The Popular Socialist Party (Трудовая народно-социалистическая партия) emerged in Russia in the early twentieth century.

== History ==
The roots of the Popular Socialist Party (NSP) lay in the 'Legal Populist' movement of the 1890s, and its founders looked upon N.K. Mikhailovsky and Alexander Herzen as ideological forerunners. The NSP was founded in 1906, by a number of dissidents from the Socialist-Revolutionary Party (SRs). They objected to the PSR's adoption of political terrorism and wanted to 'nationalize' the land (i.e., turn it over to the state), rather than 'socialize' it (i.e., make it common property of the peasantry), as the PSR proposed.
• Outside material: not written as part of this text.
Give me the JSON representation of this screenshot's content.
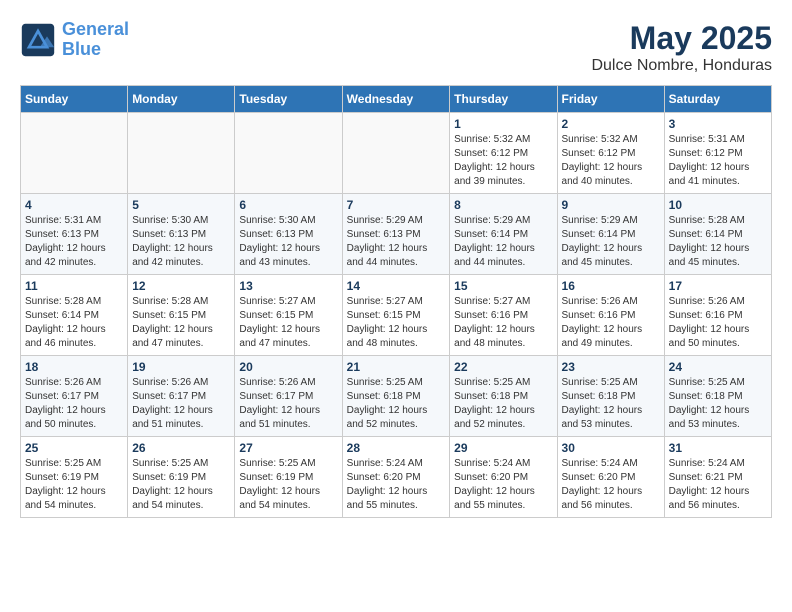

The Popular Socialists also wanted to indemnify landowners; the PSR did not. Furthermore, the Popular Socialists deplored the influence of Marxism on the leading ideologues of the PSR, such as V.M. Chernov. Leading members of the NSP were N.F. Annensky (1843–1912), V.A. Miakotin (1867–1937) and A.V. Peshekhonov (1867–1933). The latter was minister of agriculture in the Provisional Government of A.F. Kerensky during the Russian Revolution of 1917.

The Popular Socialists collaborated closely with the Trudoviks (Labour Group), Kerensky's party in the State Duma. After the February Revolution of 1917, the Popular Socialist Party merged with the Trudoviks and actively supported the Provisional Government, in which it was represented.

The Popular Socialists opposed the October Revolution. The party was dissolved during the Russian Civil War of 1918–1922.

The party's Russian name is sometimes translated as 'National Socialist Party', but this is misleading, since that label is usually associated with Hitler's National Socialist German Workers' Party (NSDAP). The Russian NSP was not antisemitic and advocated democracy and gradual reform.